Challenging the role of the relational database system is sure to create a lively and hot debate. I’m not saying relational database are done for, they will have their place and role in IT systems, but their place and role is changing. I will consider three trends.
First, consider the traditional role of the databases and there they come from. That is, why do we need a database to begin with? Traditionally, database organize the secondary storage. As memory is limited and expensive, putting data in a secondary, less expensive albeit slower storage makes sense. Databases are therefore the main storage of data in enterprise IT systems. The advantage of the database is that it provides a central repository of massive amount of data. Surly there is advantage of the centrality and the vast storage capability. It’s not like we can put all our data in memory.
Or can we? Let’s image you have a computer or device with 1 terabyte of solid state memory. Better yet, let’s make that 10 TB of memory. Advantages in solid state memory technologies are advancing to the terabyte scale. And prices are going down. While you thought it was revolutionary to have all your songs on an iPod, image you have a device with every song ever recorded! The issue of hard disk is not interesting – they’re gone. With vast amount of non-volatile memory why not organize your data in memory objects using whatever data structures you want to organize your data. No hard disk, plenty of fast memory – do we need a database?
Of course you can have the database in-memory since they are good for organizing data and provide pretty fast retrieval. After all, the people in Redwood City and Redmond make pretty good products. What does this mean? For one thing database latency is less of a problem suggesting different and more efficient ways to use databases. For example, many object oriented enterprise design patterns aim to reduce network latency sometimes at the cost of good object oriented practices.
Sure, for large amount of data, most of it which is “dead” and not likely to be used any time soon, it does not make sense to put everything in memory. This brings me to my second trend which the database as an archive.
Consider a data center for a web based application where incoming requests come from outside clients. The requests are in the thousands per seconds and the latency must be very low. Think of a major bank where stock are being traded. How can you scale these types of applications? Getting the fastest supercomputer is not the answer since this problem is the amount of scale not processing. The solution is to get hundreds of servers each handling number of requests. For scalability, more servers are added. In this environment, the database is simply too slow and becomes a bottleneck even if it is clustered. The solution is to have lots of memory and do all transaction in-memory. For reliability, transactions are replicated over more then one node.
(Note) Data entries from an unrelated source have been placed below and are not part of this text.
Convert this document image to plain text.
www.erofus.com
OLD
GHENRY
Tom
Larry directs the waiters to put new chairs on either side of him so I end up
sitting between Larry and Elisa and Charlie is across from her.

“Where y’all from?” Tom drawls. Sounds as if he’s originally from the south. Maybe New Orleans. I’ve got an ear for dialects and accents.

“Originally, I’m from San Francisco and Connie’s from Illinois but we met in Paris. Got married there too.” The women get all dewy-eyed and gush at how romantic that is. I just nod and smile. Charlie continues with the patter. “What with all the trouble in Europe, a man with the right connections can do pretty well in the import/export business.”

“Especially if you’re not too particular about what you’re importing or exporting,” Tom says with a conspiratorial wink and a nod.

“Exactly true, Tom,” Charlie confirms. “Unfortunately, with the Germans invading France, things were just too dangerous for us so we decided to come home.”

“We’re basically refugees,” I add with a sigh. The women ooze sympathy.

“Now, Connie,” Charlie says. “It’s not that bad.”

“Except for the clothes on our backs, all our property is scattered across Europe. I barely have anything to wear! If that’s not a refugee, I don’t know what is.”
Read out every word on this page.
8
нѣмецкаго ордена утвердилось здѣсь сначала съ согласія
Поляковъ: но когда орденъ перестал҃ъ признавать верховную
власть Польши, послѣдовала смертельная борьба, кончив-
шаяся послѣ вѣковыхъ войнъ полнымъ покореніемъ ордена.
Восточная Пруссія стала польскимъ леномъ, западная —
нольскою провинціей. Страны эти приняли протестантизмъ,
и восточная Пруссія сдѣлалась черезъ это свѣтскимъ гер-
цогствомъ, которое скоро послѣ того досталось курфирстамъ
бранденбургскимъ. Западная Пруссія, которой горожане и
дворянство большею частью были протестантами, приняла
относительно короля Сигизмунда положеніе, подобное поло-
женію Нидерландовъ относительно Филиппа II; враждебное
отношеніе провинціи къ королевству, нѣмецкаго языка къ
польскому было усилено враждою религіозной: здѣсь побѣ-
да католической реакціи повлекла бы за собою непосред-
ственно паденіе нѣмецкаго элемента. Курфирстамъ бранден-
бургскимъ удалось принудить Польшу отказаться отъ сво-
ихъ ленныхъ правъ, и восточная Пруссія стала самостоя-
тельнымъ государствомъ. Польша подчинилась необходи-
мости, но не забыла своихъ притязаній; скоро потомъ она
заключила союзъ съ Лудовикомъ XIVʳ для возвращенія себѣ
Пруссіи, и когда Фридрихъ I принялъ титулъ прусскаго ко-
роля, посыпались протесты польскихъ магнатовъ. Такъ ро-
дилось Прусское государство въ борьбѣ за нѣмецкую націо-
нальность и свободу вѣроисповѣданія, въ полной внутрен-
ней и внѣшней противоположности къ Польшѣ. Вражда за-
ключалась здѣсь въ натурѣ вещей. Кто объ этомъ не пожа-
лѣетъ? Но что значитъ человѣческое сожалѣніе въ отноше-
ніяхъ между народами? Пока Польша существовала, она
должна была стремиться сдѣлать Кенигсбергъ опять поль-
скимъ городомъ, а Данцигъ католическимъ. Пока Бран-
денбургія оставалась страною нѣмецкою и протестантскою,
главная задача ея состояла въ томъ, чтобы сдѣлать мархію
In this case the database becomes an archive instead of handling the real-time transaction. All transactions are sent to the database using a messaging system. The data will get there but we don’t have to wait for it to be stored.
The third trend is not so obvious and has to do with the nature of relational database. These database are organized into tables and rows, with indexes relationships. This was of course the correct way to structure data for data processing system. Customer record is a customer record with customer fields. Same of order, invoice and all this business related data.
While this works fine for business related data processing, the problem is that the world is not organized into tables and rows. As we see new type of application with user generated content and social networks, new types of data is required. And the schema needs to change all the time. For relational databases, changing the schema is enough to cause database programmers to jump out of their seat in horror. But in the new world of fast moving web sites creating an advanced data schema that will never change is not acceptable. The requirements are that you store data in some data store and get the database – no schema needed, the application programmer decides the structure. We can already see this in Amazon’s SimpleDB. Just PUT something in the store, and GET it back. The store is more like a multi-dimensional spreadsheet then relational database. No data types, just strings.
What ever holds the future for database technologies we must acknowledge that things are changing. And with changes there are new opportunities.